Un ejemplar característico de Iberá
–no tan común de encontrar-, es
la boa curiyú, de color amarillo con manchas negro
azuladas. Es el ofidio más grande de la Argentina,
alcanzando los cuatro metros de longitud. Pero un espectáculo
aparte y constante es la ruidosa presencia de las aves.
Sobresalen en primer lugar los chajaes, que acostumbran a
posarse en actitud vigilante en la rama más alta de
algún árbol seco. Una de las aves más
vistosas es el cuturí, que tiene alas negras con una
franja verde fosforescente en la parte inferior. Entre las
multitudes de camalotes color lila suele andar a los saltos
el gallito de río, siempre mirando al suelo y picoteando
insectos con su pico exageradamente largo. Y entre los que
tienen nombres más poéticos –en
última instancia sólo un experto puede identificar
tal cantidad de especies-, están las espátulas
rosadas, las cigüeñas yabiyú, los barrilleros
negros, los dragones y los capuchinos.
la riqueza vegetal
La razón principal de la riqueza faunística
y vegetal de los Esteros del Iberá es su singular ubicación
geográfica.
Desde el punto de vista fitogeográfico, existen tres
provincias botánicas que abrazan el sistema de Iberá:
el espinal desde el sur –con
sus palmares de Ñandubay-, el Chaco Oriental
por el oeste –con sus quebrachales, algarrobales
y sabanas-, y la provincia paranaense por el
norte, con sus selvas mixtas que son un preludio de la vegetación
misionera más exuberante.
Sobre la superficie de las aguas viven los irupés (nenúfares),
los camalotes --que se reproducen por millones--,
los repollitos de agua, las lentejas, los lirios y los jacintos.

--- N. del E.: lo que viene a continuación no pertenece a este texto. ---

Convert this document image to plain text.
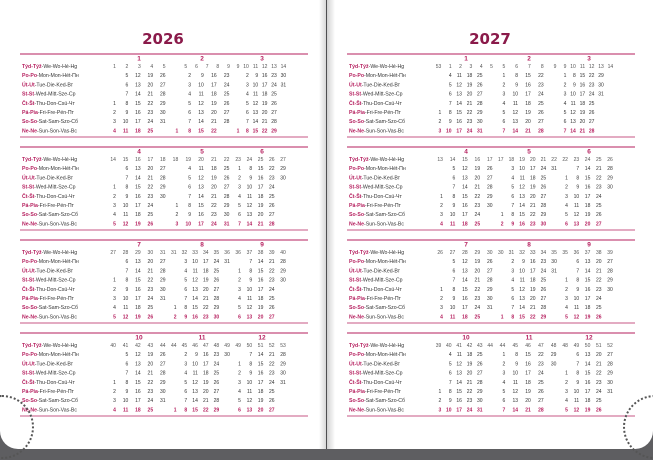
2026
Týd-Týž-We-Wo-Hé-Hg
Po-Po-Mon-Mon-Hét-Пн
Út-Ut-Tue-Die-Ked-Вт
St-St-Wed-Mitt-Sze-Ср
Čt-Št-Thu-Don-Csü-Чт
Pá-Pia-Fri-Fre-Pén-Пт
So-So-Sat-Sam-Szo-Сб
Ne-Ne-Sun-Son-Vas-Вс
1
1 2 3 4 5
5 12 19 26
6 13 20 27
7 14 21 28
1 8 15 22 29
2 9 16 23 30
3 10 17 24 31
4 11 18 25
2
5 6 7 8 9
2 9 16 23
3 10 17 24
4 11 18 25
5 12 19 26
6 13 20 27
7 14 21 28
1 8 15 22
3
9 10 11 12 13 14
2 9 16 23 30
3 10 17 24 31
4 11 18 25
5 12 19 26
6 13 20 27
7 14 21 28
1 8 15 22 29
Týd-Týž-We-Wo-Hé-Hg
Po-Po-Mon-Mon-Hét-Пн
Út-Ut-Tue-Die-Ked-Вт
St-St-Wed-Mitt-Sze-Ср
Čt-Št-Thu-Don-Csü-Чт
Pá-Pia-Fri-Fre-Pén-Пт
So-So-Sat-Sam-Szo-Сб
Ne-Ne-Sun-Son-Vas-Вс
4
14 15 16 17 18
6 13 20 27
7 14 21 28
1 8 15 22 29
2 9 16 23 30
3 10 17 24
4 11 18 25
5 12 19 26
5
18 19 20 21 22
4 11 18 25
5 12 19 26
6 13 20 27
7 14 21 28
1 8 15 22 29
2 9 16 23 30
3 10 17 24 31
6
23 24 25 26 27
1 8 15 22 29
2 9 16 23 30
3 10 17 24
4 11 18 25
5 12 19 26
6 13 20 27
7 14 21 28
Týd-Týž-We-Wo-Hé-Hg
Po-Po-Mon-Mon-Hét-Пн
Út-Ut-Tue-Die-Ked-Вт
St-St-Wed-Mitt-Sze-Ср
Čt-Št-Thu-Don-Csü-Чт
Pá-Pia-Fri-Fre-Pén-Пт
So-So-Sat-Sam-Szo-Сб
Ne-Ne-Sun-Son-Vas-Вс
7
27 28 29 30 31
6 13 20 27
7 14 21 28
1 8 15 22 29
2 9 16 23 30
3 10 17 24 31
4 11 18 25
5 12 19 26
8
31 32 33 34 35 36
3 10 17 24 31
4 11 18 25
5 12 19 26
6 13 20 27
7 14 21 28
1 8 15 22 29
2 9 16 23 30
9
36 37 38 39 40
7 14 21 28
1 8 15 22 29
2 9 16 23 30
3 10 17 24
4 11 18 25
5 12 19 26
6 13 20 27
Týd-Týž-We-Wo-Hé-Hg
Po-Po-Mon-Mon-Hét-Пн
Út-Ut-Tue-Die-Ked-Вт
St-St-Wed-Mitt-Sze-Ср
Čt-Št-Thu-Don-Csü-Чт
Pá-Pia-Fri-Fre-Pén-Пт
So-So-Sat-Sam-Szo-Сб
Ne-Ne-Sun-Son-Vas-Вс
10
40 41 42 43 44
5 12 19 26
6 13 20 27
7 14 21 28
1 8 15 22 29
2 9 16 23 30
3 10 17 24 31
4 11 18 25
11
44 45 46 47 48 49
2 9 16 23 30
3 10 17 24
4 11 18 25
5 12 19 26
6 13 20 27
7 14 21 28
1 8 15 22 29
12
49 50 51 52 53
7 14 21 28
1 8 15 22 29
2 9 16 23 30
3 10 17 24 31
4 11 18 25
5 12 19 26
6 13 20 27
2027
Týd-Týž-We-Wo-Hé-Hg
Po-Po-Mon-Mon-Hét-Пн
Út-Ut-Tue-Die-Ked-Вт
St-St-Wed-Mitt-Sze-Ср
Čt-Št-Thu-Don-Csü-Чт
Pá-Pia-Fri-Fre-Pén-Пт
So-So-Sat-Sam-Szo-Сб
Ne-Ne-Sun-Son-Vas-Вс
1
53 1 2 3 4 5
4 11 18 25
5 12 19 26
6 13 20 27
7 14 21 28
1 8 15 22 29
2 9 16 23 30
3 10 17 24 31
2
5 6 7 8 9
1 8 15 22
2 9 16 23
3 10 17 24
4 11 18 25
5 12 19 26
6 13 20 27
7 14 21 28
3
9 10 11 12 13 14
1 8 15 22 29
2 9 16 23 30
3 10 17 24 31
4 11 18 25
5 12 19 26
6 13 20 27
7 14 21 28
Týd-Týž-We-Wo-Hé-Hg
Po-Po-Mon-Mon-Hét-Пн
Út-Ut-Tue-Die-Ked-Вт
St-St-Wed-Mitt-Sze-Ср
Čt-Št-Thu-Don-Csü-Чт
Pá-Pia-Fri-Fre-Pén-Пт
So-So-Sat-Sam-Szo-Сб
Ne-Ne-Sun-Son-Vas-Вс
4
13 14 15 16 17
5 12 19 26
6 13 20 27
7 14 21 28
1 8 15 22 29
2 9 16 23 30
3 10 17 24
4 11 18 25
5
17 18 19 20 21 22
3 10 17 24 31
4 11 18 25
5 12 19 26
6 13 20 27
7 14 21 28
1 8 15 22 29
2 9 16 23 30
6
22 23 24 25 26
7 14 21 28
1 8 15 22 29
2 9 16 23 30
3 10 17 24
4 11 18 25
5 12 19 26
6 13 20 27
Týd-Týž-We-Wo-Hé-Hg
Po-Po-Mon-Mon-Hét-Пн
Út-Ut-Tue-Die-Ked-Вт
St-St-Wed-Mitt-Sze-Ср
Čt-Št-Thu-Don-Csü-Чт
Pá-Pia-Fri-Fre-Pén-Пт
So-So-Sat-Sam-Szo-Сб
Ne-Ne-Sun-Son-Vas-Вс
7
26 27 28 29 30
5 12 19 26
6 13 20 27
7 14 21 28
1 8 15 22 29
2 9 16 23 30
3 10 17 24 31
4 11 18 25
8
30 31 32 33 34 35
2 9 16 23 30
3 10 17 24 31
4 11 18 25
5 12 19 26
6 13 20 27
7 14 21 28
1 8 15 22 29
9
35 36 37 38 39
6 13 20 27
7 14 21 28
1 8 15 22 29
2 9 16 23 30
3 10 17 24
4 11 18 25
5 12 19 26
Týd-Týž-We-Wo-Hé-Hg
Po-Po-Mon-Mon-Hét-Пн
Út-Ut-Tue-Die-Ked-Вт
St-St-Wed-Mitt-Sze-Ср
Čt-Št-Thu-Don-Csü-Чт
Pá-Pia-Fri-Fre-Pén-Пт
So-So-Sat-Sam-Szo-Сб
Ne-Ne-Sun-Son-Vas-Вс
10
39 40 41 42 43 44
4 11 18 25
5 12 19 26
6 13 20 27
7 14 21 28
1 8 15 22 29
2 9 16 23 30
3 10 17 24 31
11
44 45 46 47 48
1 8 15 22 29
2 9 16 23 30
3 10 17 24
4 11 18 25
5 12 19 26
6 13 20 27
7 14 21 28
12
48 49 50 51 52
6 13 20 27
7 14 21 28
1 8 15 22 29
2 9 16 23 30
3 10 17 24 31
4 11 18 25
5 12 19 26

Y encima de los embalsados y los pajonales hay pequeños
árboles como el sarandí y en las islas y las
costas suelen haber ombúes, jacarandaes, lapachos y
timboes, ese gigante de la selva misionera que alcanza grandes
alturas y que en la zona norte de los esteros crece en medio
de pequeños bolsones de selva subtropical.
La amenaza de la represa de Yacyretá
Entre los años 1989 y 1990 todo el sistema acuático
de Iberá sufrió un repentino elevamiento de
su nivel de agua -que aumentó
unos de 80 centímetros-, inundando sectores
de tierra firme. Según la opinión de los científicos
no existió ningún fenómeno natural que
explique semejante cambio, que para un ecosistema es una distorsión
que rompe un equilibrio que ha llevado miles de años
en constituirse, perjudicando así a montones de especies
y de alguna manera a la totalidad.
Este incremento coincidió justo con el desvío
a que fue sometido el río Paraná para su represamiento
parcial en el complejo hidroeléctrico de Yacyretá.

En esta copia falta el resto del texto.